Variação (%) nos índices de volume e preços das exportações brasileiras para a China


Elaboração: FGV IBRE. Base ICOMEX. Fonte: Secretaria de Comércio Exterior/Ministério da Economia.

Outro ponto que deve ser levado em consideração ao se analisar a economia chinesa é que, apesar do cavalo de pau que o governo chinês deu em sua política de Covid zero no início de dezembro  ter animado o mercado, o curto prazo ainda promete ser desafiador para o país. Lívio Ribeiro, pesquisador associado do FGV IBRE, sócio da BRCG, ressalta que a falta de planejamento da decisão  - provocada em grande medida pelo aumento de manifestações contrárias à política de lockdowns rigorosos - está provocando um agravamento do quadro sanitário no país, o que também reflete erros de política do governo, ao não acelerar a busca por novas tecnologias de imunizantes e fortalecer a estrutura de saúde do país, depois de três anos de pandemia.
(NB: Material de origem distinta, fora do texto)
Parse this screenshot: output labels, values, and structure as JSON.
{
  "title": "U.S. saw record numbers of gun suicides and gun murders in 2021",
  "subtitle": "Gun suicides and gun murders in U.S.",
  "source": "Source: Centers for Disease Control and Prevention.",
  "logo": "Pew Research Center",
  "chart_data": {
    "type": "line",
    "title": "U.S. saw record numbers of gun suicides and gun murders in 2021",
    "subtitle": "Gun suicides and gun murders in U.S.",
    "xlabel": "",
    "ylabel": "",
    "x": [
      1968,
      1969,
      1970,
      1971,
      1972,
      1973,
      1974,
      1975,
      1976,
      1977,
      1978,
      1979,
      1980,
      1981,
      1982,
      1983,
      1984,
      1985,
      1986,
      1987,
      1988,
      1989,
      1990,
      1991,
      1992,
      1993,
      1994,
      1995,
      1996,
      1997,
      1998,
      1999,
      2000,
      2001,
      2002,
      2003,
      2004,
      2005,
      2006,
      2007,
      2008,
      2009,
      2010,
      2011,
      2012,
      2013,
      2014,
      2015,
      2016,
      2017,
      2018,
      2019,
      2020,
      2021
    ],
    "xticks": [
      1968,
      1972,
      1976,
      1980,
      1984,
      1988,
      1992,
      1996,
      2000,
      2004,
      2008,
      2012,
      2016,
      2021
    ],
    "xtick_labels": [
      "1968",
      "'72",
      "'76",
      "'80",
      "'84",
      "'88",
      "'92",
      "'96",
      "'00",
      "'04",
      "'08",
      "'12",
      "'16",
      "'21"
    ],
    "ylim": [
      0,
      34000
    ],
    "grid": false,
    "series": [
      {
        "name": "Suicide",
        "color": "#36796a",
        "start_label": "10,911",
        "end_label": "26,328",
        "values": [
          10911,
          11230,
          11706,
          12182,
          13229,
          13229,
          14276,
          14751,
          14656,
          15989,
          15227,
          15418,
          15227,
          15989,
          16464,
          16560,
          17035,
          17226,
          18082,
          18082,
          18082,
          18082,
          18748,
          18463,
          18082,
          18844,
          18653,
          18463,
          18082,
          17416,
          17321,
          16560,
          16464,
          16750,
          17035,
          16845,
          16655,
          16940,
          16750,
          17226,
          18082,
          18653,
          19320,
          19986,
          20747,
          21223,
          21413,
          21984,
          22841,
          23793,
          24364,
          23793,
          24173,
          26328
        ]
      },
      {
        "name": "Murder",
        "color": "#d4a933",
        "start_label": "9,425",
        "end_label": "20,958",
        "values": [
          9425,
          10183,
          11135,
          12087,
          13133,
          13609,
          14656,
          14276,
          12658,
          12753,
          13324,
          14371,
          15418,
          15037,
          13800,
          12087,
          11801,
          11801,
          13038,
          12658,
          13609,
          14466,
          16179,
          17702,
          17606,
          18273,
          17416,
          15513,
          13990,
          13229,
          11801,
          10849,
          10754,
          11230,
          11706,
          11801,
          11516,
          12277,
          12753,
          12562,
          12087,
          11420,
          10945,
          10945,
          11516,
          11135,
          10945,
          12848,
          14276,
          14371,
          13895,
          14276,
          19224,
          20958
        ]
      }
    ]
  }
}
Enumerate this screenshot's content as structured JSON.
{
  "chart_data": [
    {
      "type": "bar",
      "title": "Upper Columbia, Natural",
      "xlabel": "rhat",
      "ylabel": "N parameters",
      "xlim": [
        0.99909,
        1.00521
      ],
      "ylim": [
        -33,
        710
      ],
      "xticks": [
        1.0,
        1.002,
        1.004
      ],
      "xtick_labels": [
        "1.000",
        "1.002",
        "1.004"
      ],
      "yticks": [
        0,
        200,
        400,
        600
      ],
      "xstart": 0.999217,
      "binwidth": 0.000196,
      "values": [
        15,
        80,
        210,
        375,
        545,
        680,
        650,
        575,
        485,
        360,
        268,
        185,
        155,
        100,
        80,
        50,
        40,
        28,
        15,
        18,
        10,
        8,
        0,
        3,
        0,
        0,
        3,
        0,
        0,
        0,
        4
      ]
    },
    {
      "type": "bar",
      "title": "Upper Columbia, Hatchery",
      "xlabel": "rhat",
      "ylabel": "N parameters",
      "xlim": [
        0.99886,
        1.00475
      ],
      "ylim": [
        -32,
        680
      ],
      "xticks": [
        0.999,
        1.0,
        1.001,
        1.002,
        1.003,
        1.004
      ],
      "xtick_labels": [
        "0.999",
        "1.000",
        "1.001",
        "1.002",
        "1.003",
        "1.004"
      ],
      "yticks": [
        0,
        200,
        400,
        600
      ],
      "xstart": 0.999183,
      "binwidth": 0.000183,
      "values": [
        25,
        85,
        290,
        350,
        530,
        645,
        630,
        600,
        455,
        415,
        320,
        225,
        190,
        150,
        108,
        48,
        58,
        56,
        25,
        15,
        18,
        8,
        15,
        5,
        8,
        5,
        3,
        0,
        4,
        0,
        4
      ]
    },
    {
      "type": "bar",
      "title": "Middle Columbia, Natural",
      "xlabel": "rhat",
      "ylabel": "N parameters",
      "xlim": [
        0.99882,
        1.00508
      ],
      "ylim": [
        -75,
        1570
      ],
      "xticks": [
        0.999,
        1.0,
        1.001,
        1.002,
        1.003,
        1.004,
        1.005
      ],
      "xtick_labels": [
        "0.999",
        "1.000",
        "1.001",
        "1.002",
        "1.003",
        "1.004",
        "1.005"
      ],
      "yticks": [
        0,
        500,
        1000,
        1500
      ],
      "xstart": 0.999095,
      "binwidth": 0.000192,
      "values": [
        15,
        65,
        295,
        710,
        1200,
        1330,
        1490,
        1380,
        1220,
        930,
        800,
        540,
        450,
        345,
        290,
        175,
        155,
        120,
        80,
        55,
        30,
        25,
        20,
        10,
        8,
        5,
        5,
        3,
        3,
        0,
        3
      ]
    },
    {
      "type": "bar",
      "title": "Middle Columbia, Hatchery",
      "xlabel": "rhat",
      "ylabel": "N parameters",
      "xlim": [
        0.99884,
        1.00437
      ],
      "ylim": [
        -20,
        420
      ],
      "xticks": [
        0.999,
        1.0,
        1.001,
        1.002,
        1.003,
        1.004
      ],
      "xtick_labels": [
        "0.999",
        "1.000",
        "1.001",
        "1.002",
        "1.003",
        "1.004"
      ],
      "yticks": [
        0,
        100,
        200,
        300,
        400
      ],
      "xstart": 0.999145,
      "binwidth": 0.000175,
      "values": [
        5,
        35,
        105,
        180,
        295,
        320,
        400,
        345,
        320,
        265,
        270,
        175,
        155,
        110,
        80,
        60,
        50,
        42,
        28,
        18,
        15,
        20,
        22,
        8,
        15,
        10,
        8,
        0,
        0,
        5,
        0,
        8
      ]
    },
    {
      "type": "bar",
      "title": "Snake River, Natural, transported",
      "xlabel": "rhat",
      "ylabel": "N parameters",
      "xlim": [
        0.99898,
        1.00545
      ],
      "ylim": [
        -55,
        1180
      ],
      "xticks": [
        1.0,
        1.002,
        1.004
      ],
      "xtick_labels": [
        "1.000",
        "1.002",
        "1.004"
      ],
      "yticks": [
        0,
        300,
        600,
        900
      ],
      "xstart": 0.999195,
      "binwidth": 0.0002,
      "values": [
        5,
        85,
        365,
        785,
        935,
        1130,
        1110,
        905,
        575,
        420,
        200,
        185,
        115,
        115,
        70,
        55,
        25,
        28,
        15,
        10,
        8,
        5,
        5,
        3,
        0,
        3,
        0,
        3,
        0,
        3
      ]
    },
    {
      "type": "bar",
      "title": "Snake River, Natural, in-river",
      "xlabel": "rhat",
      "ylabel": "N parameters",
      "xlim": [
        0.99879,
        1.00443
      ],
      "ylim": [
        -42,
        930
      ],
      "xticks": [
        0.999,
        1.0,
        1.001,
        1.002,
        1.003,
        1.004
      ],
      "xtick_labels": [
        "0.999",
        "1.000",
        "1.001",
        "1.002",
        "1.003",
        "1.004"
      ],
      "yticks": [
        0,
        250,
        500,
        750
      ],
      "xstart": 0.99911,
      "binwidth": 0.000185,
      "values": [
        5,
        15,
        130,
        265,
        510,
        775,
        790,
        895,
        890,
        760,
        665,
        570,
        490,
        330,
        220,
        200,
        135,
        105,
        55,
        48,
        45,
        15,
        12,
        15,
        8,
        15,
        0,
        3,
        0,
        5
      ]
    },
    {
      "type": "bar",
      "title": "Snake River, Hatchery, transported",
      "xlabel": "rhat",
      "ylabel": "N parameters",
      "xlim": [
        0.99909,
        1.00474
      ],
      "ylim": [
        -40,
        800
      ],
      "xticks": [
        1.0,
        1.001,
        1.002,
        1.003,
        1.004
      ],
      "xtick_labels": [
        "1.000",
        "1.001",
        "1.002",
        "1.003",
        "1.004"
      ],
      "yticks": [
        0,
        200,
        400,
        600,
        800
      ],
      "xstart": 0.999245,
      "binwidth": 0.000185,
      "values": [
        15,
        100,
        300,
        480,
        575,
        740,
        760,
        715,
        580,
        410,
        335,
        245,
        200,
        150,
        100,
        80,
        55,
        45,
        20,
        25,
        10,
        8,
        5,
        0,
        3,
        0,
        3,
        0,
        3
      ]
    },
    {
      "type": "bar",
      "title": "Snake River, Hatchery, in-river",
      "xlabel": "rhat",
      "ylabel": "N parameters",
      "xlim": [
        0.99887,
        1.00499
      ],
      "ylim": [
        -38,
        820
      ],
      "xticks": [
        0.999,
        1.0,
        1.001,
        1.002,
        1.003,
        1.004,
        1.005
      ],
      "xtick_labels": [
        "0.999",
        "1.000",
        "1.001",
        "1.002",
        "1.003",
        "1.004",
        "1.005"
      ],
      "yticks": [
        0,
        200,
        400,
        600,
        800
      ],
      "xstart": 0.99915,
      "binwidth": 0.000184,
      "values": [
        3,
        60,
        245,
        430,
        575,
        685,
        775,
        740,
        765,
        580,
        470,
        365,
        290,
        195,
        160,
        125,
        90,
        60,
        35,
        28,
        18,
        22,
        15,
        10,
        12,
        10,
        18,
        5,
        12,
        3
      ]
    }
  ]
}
Com a estimativa de pesquisadores de que a China poderá contabilizar 1 milhão de mortos por Covid-19 em 2023, fica claro que a estratégia chinesa ficou excessivamente concentrada no isolamento populacional a todo custo. “Já se observa a tendência de auto isolamento entre os chineses, e a desorganização dessa conjuntura tampouco colabora para a recuperação da demanda no país”, diz.     

Para Ribeiro, a tendência inicial do mercado de tratar de forma otimista o final da política de Covid zero subestimam esse impacto social que já se observa no país asático. “É preciso ressaltar que, antes da melhora, haverá piora adicional, com desorganização produtiva e pressão sanitária, logística, econômica, tornando o curto prazo mais negativo”, afirma Ribeiro. O pesquisador também ressalta uma possível superestimação, pelo mercado, dos efeitos que o fim dessa política de isolamento pode fazer para impulsionar uma economia que, afirma, pode ter problemas mais sérios e persistentes. “A notícia sobre a decisão do governo de flexibilizar de vez sua política de isolamento levou o mercado a menosprezar os fracos resultados da economia chinesa em novembro, que podem reforçar a sinalização de problemas mais persistentes”, diz, apontando, entre outros, a fraca dinâmica da demanda e os sinais negativos no campo imobiliário e de crédito.

China: estimativas para PIB (%) continuam em queda


Fonte: BRCG.

Ribeiro ressalta que a desaceleração da produção em termos interanuais - com contração em setores como produção de cimento e geração de energia. O varejo real (deflacionado pelo IPC chinês) recuou -7,4% em termos interanuais em novembro, com queda interanual nominal de -5,9%. Esse resultado, aponta, foi preocupantemente disseminado tanto em bens como em alimentação. “Desde a eclosão da Covid em 2020, algo se quebrou no ímpeto de consumo chinês - e isso pode ter implicações que ultrapassam o desempenho dos dados no curto prazo”, reforça.